I was sorry to hear about the disturbed man in Texas today. While I often find myself reacting emotionally to such stories, I try to separate myself from the coverage of the story and put myself in the individual's shoes. One thing I never can reconcile is the degree of anger one must feel in order to commit such a violent act. I get angry, I get emotional, I get enraged at the decisions made by this government, and I often feel that I have no means of redressing these mistakes. Voting sometimes feels like an exercise in futility, and certainly running for office myself is not a viable option (nor, as Senator Bayh so eloquently illustrated, always an effective means of changing the system.) I have joined demonstrations against war and occupation; in my indignation at the suppression of basic human rights, I have even wished to march on Washington. I'll admit I admire the nerve and strength of character of Rachel Corrie, the young Washington girl who died at the hands of the IDF defending a home set for demolition in Gaza. I could devote my life, even perhaps my death, to a political cause.

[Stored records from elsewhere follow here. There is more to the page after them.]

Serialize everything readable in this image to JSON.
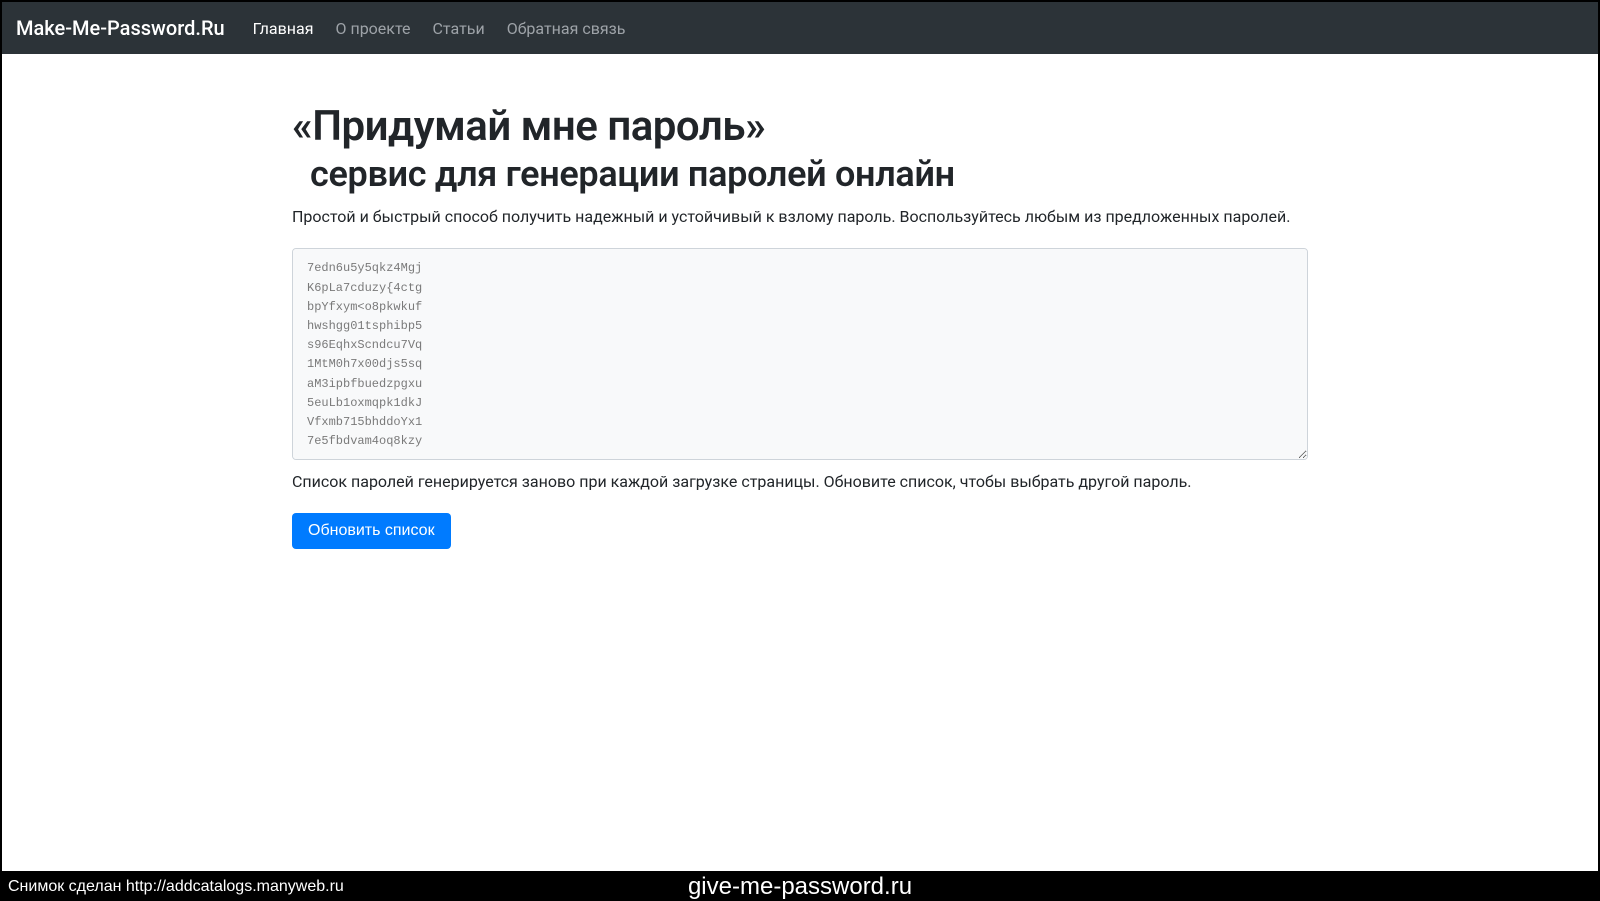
{
  "navbar": {
    "brand": "Make-Me-Password.Ru",
    "links": [
      {
        "label": "Главная",
        "active": true
      },
      {
        "label": "О проекте",
        "active": false
      },
      {
        "label": "Статьи",
        "active": false
      },
      {
        "label": "Обратная связь",
        "active": false
      }
    ]
  },
  "main": {
    "title_line1": "«Придумай мне пароль»",
    "title_line2": "сервис для генерации паролей онлайн",
    "lead": "Простой и быстрый способ получить надежный и устойчивый к взлому пароль. Воспользуйтесь любым из предложенных паролей.",
    "passwords": "7edn6u5y5qkz4Mgj\nK6pLa7cduzy{4ctg\nbpYfxym<o8pkwkuf\nhwshgg01tsphibp5\ns96EqhxScndcu7Vq\n1MtM0h7x00djs5sq\naM3ipbfbuedzpgxu\n5euLb1oxmqpk1dkJ\nVfxmb715bhddoYx1\n7e5fbdvam4oq8kzy",
    "help": "Список паролей генерируется заново при каждой загрузке страницы. Обновите список, чтобы выбрать другой пароль.",
    "refresh_label": "Обновить список"
  },
  "footer": {
    "left": "Снимок сделан http://addcatalogs.manyweb.ru",
    "center": "give-me-password.ru"
  }
}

But I could not kill for it.

I could not pick up a weapon, or launch a missile or crash a vehicle into a building. I cannot find the empathy to understand why some one would do this. I understand desperation and I understand self-defense, but I do not understand this kind of attack. Clearly, to some extent, it is by nature incomprehensible. The madness of the perpetrator makes rationalizing his behavior near impossible. But I know that I cannot comfort myself with the simple answer that this man was ill, end of story. This man did not think himself irrational. This clearly took planning and preparation, this clearly took a degree of reasoning. I had never even heard of the tax law that this man found so upsetting it drove him to violence. I'm reluctant to even follow the path of searching for justification too far, because the man may have had some very legitimate points about the problematic nature of this law, but any validity to his arguments is lost, forever, in the burning wreckage of that plane.

I don't know what to think. I don't know what to say. Today, we have no simple answer.